Tout d’abord, en raison de l’existence d’une réglementation du comportement économique des États et d’un mécanisme de tarification des émissions de GES, nous avons constaté que la nécessité de réformer le processus de développement avait bien été prise en compte par les membres du régime du climat, et ce, dès les origines de la création de ce système conventionnel. L’idée selon laquelle la protection de l’environnement requiert une approche intégrée, c’est-à-dire une approche consistant à intervenir au cœur des activités économiques pour agir aux sources de la pollution, imprègne donc incontestablement les textes fondateurs du régime du climat.

C’est d’ailleurs sans doute à travers cet aspect que la Convention sur le climat et le Protocole de Kyoto portent le mieux la marque de leur époque ; une époque caractérisée par l’affirmation de l’interdépendance des enjeux économiques et environnementaux, l’émergence du concept de développement durable sur la scène internationale et l’adoption de la Déclaration de Rio, dont le Principe 4 appelle justement à ne plus considérer la protection de l’environnement isolément360.

360 Rappelons que selon le Principe 4 de la Déclaration de Rio (op. cit., note 136, p. 3), « pour parvenir à un développement durable, la protection de l’environnement doit faire partie intégrante du processus de développement et ne peut être considérée isolément ».

Cependant, au cours de cette première partie, nous avons aussi constaté que sur le plan normatif, l’importance accordée à cette nécessité de réformer le processus de développement économique pour résoudre la crise climatique n’avait fait l’objet que d’une prise en compte limitée.
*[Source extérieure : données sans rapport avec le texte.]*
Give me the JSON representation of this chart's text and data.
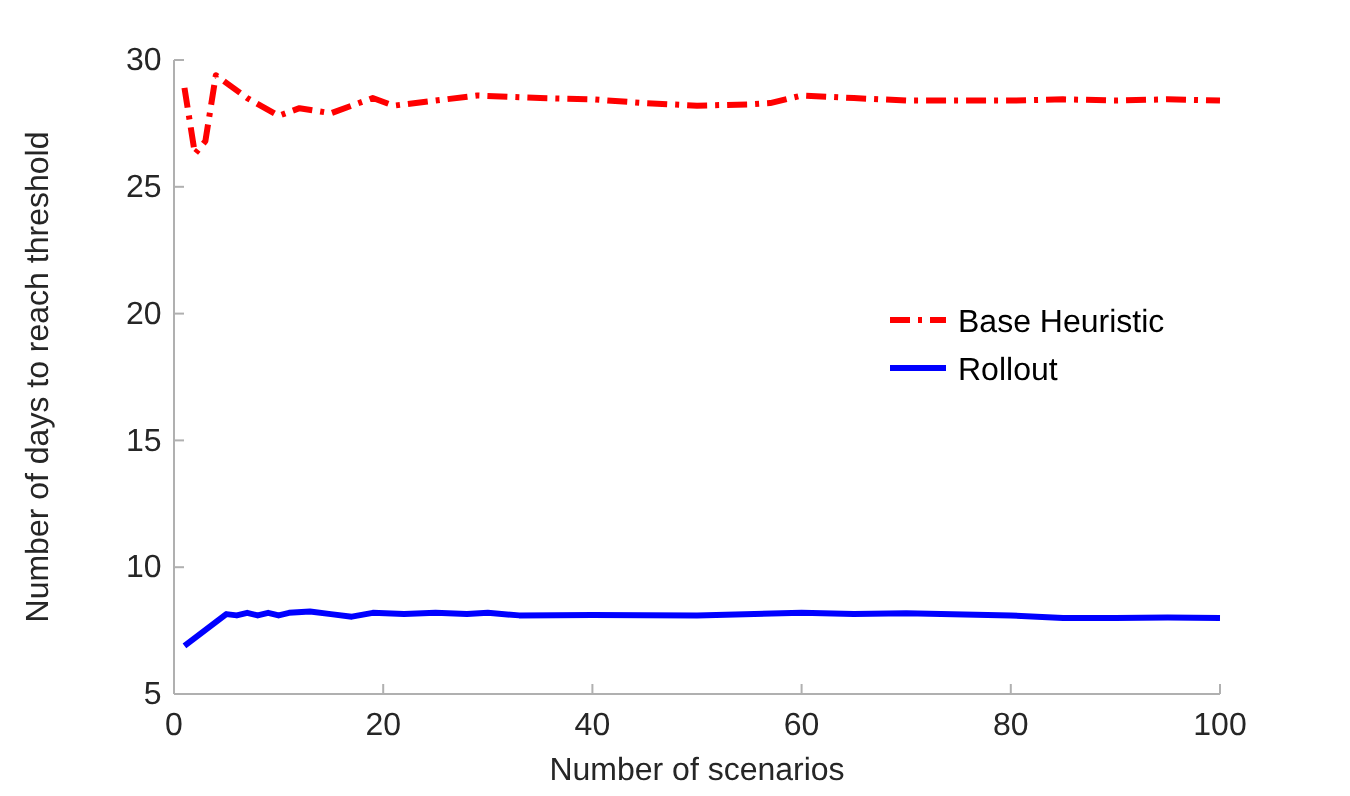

En effet, à la lumière de leur analyse, ni la réglementation du comportement économique des États, ni le mécanisme de tarification des émissions de GES ne nous sont apparus comme des outils adéquats pour permettre aux sociétés d’inventer une nouvelle économie moins carbonée. En tout cas pas dans des délais suffisants pour préserver la qualité du système climatique.

On s’en doute, la nature limitée de cette prise en compte n’est probablement pas étrangère aux coûts financiers et aux sacrifices immédiats qu’implique une transition rapide vers des modes de développement moins émetteurs de GES. S’attaquer aux causes initiales des changements climatiques représente évidemment un risque à court terme pour la poursuite de la croissance économique. Or, cette autre facette de la dimension économique du défi climatique a également été prise en compte par les États tout au long de la construction du régime du climat. C’est pourquoi il convient à présent d’examiner, dans la seconde partie de cette étude, la façon dont les normes de ce régime sont parvenues à articuler la poursuite de l’objectif environnemental identifié avec la protection des intérêts économiques nationaux immédiats.